There, if Frost's theory is right, the gas was subjected to intense heat and pressure. Meanwhile, iron in the mantle leached away the oxygen, leaving pure carbon. Let's see: Carbon, heat, and pressure. That's the recipe for a diamond.

In order to test his hypothesis, Frost subjected CO2 to some extreme conditions: 4,000 degrees and pressure that's 1.3 million times greater than the surface atmosphere. It took a while, and the results weren't big enough to fill a ring, but Frost got his diamonds.

That's when the TV station got involved. Theoretically, since carbon is in just about everything, Frost would be able to make a diamond out of anything. The TV people asked Frost to make diamonds from peanut butter, and he did. But not without a mess.

"A lot of hydrogen was released that destroyed the experiment," Frost told the BBC. "But only after it had been converted to diamond."

3. Figs are made of wasps. Sort of.

Forget everything you thought you knew about the fig. It is not a fruit. Early humans domesticated fig trees before they bothered with grain crops. The fig does exist outside of Fig Newtons.
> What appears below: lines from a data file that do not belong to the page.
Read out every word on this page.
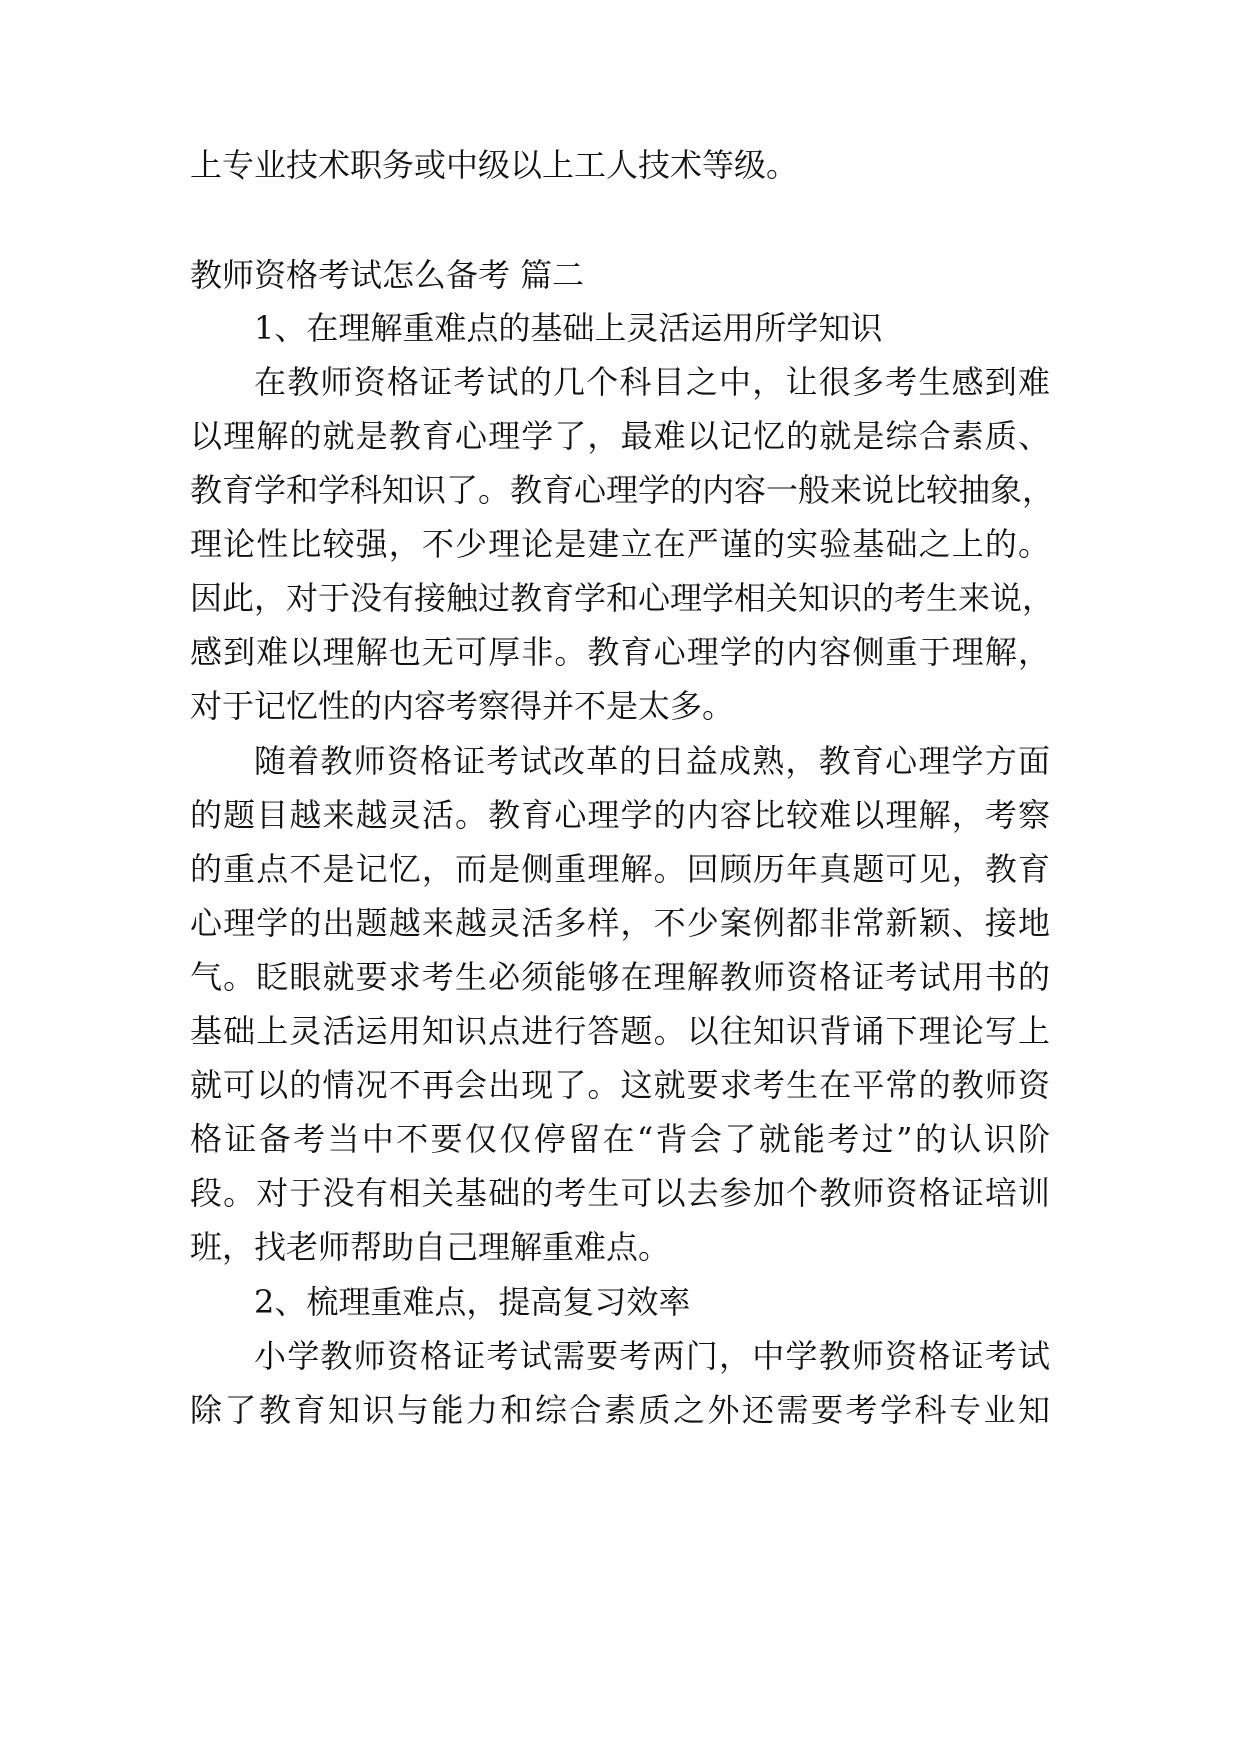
上专业技术职务或中级以上工人技术等级。
教师资格考试怎么备考 篇二
1、在理解重难点的基础上灵活运用所学知识
在教师资格证考试的几个科目之中，让很多考生感到难
以理解的就是教育心理学了，最难以记忆的就是综合素质、
教育学和学科知识了。教育心理学的内容一般来说比较抽象，
理论性比较强，不少理论是建立在严谨的实验基础之上的。
因此，对于没有接触过教育学和心理学相关知识的考生来说，
感到难以理解也无可厚非。教育心理学的内容侧重于理解，
对于记忆性的内容考察得并不是太多。
随着教师资格证考试改革的日益成熟，教育心理学方面
的题目越来越灵活。教育心理学的内容比较难以理解，考察
的重点不是记忆，而是侧重理解。回顾历年真题可见，教育
心理学的出题越来越灵活多样，不少案例都非常新颖、接地
气。眨眼就要求考生必须能够在理解教师资格证考试用书的
基础上灵活运用知识点进行答题。以往知识背诵下理论写上
就可以的情况不再会出现了。这就要求考生在平常的教师资
格证备考当中不要仅仅停留在“背会了就能考过”的认识阶
段。对于没有相关基础的考生可以去参加个教师资格证培训
班，找老师帮助自己理解重难点。
2、梳理重难点，提高复习效率
小学教师资格证考试需要考两门，中学教师资格证考试
除了教育知识与能力和综合素质之外还需要考学科专业知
And, inside many figs, the corpses of wasps have been entombed and dissolved.

Here's what we mean: First off, a fig is technically not a fruit, but a type of inflorescence known as a spadix. (Big science words, but unavoidable here.) That's a bundle of multiple flowers and seeds sealed away in a bulbous ovoid. (More science words.)

In order to get pollen from one of these internal flowers to the next, nature had to devise a creature that felt like boring into the spherical stem and scooting from flower to seed. Enter the fig wasp.

Fig wasp queens squeeze through a tiny opening in the fig's ostiole, a sort of vegetable pore. They think they're just there to lay eggs, which they are, but meanwhile they're spreading fig pollen, inadvertently fertilizing the seeds.

It's a one-way trip. Once the queen lays her eggs, she dies inside the pulpy center of the fig. Then the fig digests her body. She becomes one with the fig. When her eggs hatch, the wingless male wasps dig a hole through the fig's lining. The winged females escape to start the whole process over again, but the males spend their entire lives inside the fig, eventually succumbing to the same fate that took their queen.

But don't let this turn you off of figs forever. If you buy a fig at the grocery store, it's probably a domesticated variety, which doesn't host fig wasps. Pluck a fig from a wild fig tree, though, and chow down, and you're probably going to end up eating some wasp bits—which are not strictly vegan, we're sorry to say.

4. Americans waste 40 percent of all the food in the country.

Maybe the most horrifying thing about food is how much of it we waste in the U.S. At a time when one out of six Americans doesn't have enough to eat, we somehow find a way to send 40 percent of the edible food in the nation to the landfill, uneaten.

The problem is not just wasteful; it's an environmental disaster. The Natural Resources Defense Council points out that food rotting away in the landfill makes up a huge portion of the country's total emissions of methane, a potent greenhouse gas.

Producing food is environmentally costly, as well. Ten percent of the country's energy expenditures go toward agriculture, as does half of the land and 80 percent of the water we use. So if any of these stories make you want to throw out your Pringles, your peanut butter, or your figs, think twice before you do. Food can be gross and weird, but it is always precious.